Injection and compression molding of polystyrene/high‐density polyethylene blends—phase morphology and tensile behavior

Processing and compatibilization effects on the phase morphology and the tensile behavior of blends of polystyrene and high‐density polyethylene (PS/HDPE) were investigated. As predicted by theory, high shear rates encountered during extrusion blending led to efficient minor phase emulsification in immiscible PS/HDPE blends for which the viscosity ratio approaches unity. Consequently, the emulsifying effect of a styrene/ethylene‐butylene/styrene (SEBS) compatibilizer was found to be negligible. In the subsequent molding process, disintegration, shape relaxation and coarsening of the minor phase domains were found to be responsible for the morphological evolution.

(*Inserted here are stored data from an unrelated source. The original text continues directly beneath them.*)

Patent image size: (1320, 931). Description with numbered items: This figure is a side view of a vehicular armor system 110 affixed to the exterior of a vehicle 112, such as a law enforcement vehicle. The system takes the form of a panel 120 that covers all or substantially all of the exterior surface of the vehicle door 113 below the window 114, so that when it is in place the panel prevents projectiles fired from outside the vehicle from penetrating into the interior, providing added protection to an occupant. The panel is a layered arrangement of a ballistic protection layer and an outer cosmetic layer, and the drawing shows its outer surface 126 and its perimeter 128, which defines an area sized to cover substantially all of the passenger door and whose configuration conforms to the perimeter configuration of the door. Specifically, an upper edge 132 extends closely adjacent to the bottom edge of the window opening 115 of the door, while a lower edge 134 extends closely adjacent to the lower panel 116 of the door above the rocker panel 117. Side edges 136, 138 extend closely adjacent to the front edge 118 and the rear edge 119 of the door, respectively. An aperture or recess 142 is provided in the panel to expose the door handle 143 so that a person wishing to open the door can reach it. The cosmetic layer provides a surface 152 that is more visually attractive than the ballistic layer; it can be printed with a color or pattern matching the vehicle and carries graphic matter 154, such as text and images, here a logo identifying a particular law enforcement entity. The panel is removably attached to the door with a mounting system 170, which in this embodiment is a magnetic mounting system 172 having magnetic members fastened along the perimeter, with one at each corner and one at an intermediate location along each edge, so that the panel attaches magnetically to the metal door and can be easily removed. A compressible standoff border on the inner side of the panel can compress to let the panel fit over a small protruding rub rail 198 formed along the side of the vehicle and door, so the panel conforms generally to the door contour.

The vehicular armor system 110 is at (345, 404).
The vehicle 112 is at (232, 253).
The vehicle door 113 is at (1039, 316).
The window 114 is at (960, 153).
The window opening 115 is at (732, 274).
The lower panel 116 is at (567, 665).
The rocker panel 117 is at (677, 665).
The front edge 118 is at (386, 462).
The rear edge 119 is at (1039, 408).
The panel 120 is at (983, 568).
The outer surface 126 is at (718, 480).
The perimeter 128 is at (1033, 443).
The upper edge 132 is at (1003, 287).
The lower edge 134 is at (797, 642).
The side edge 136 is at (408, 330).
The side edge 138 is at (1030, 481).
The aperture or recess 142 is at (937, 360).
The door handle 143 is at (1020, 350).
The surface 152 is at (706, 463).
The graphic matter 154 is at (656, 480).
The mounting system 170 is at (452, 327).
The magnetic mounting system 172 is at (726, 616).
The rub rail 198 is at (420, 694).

In the compression molding process, morphological observations showed that the rate of minor phase coarsening followed the predictions of the Ostwald ripening theory, in agreement with the rheological analysis. In the injection molding process, minor phase coarsening was attributed to shear coalescence. Tensile tests performed on compression molded and injection molded blends showed that the mechanical behavior of PS/HDPE blends depend strongly upon the matrix orientation as well as the dispersed phase morphology and orientation. In both postforming operations, compatibilization effects on the morphological stability and the tensile behavior of PS/HDPE blends were found to be dependent upon the composition and the rheological behavior of the blend. Evidence of adhesion between the PS and HDPE phases was observed in the presence of SEBS in HDPE‐rich blends.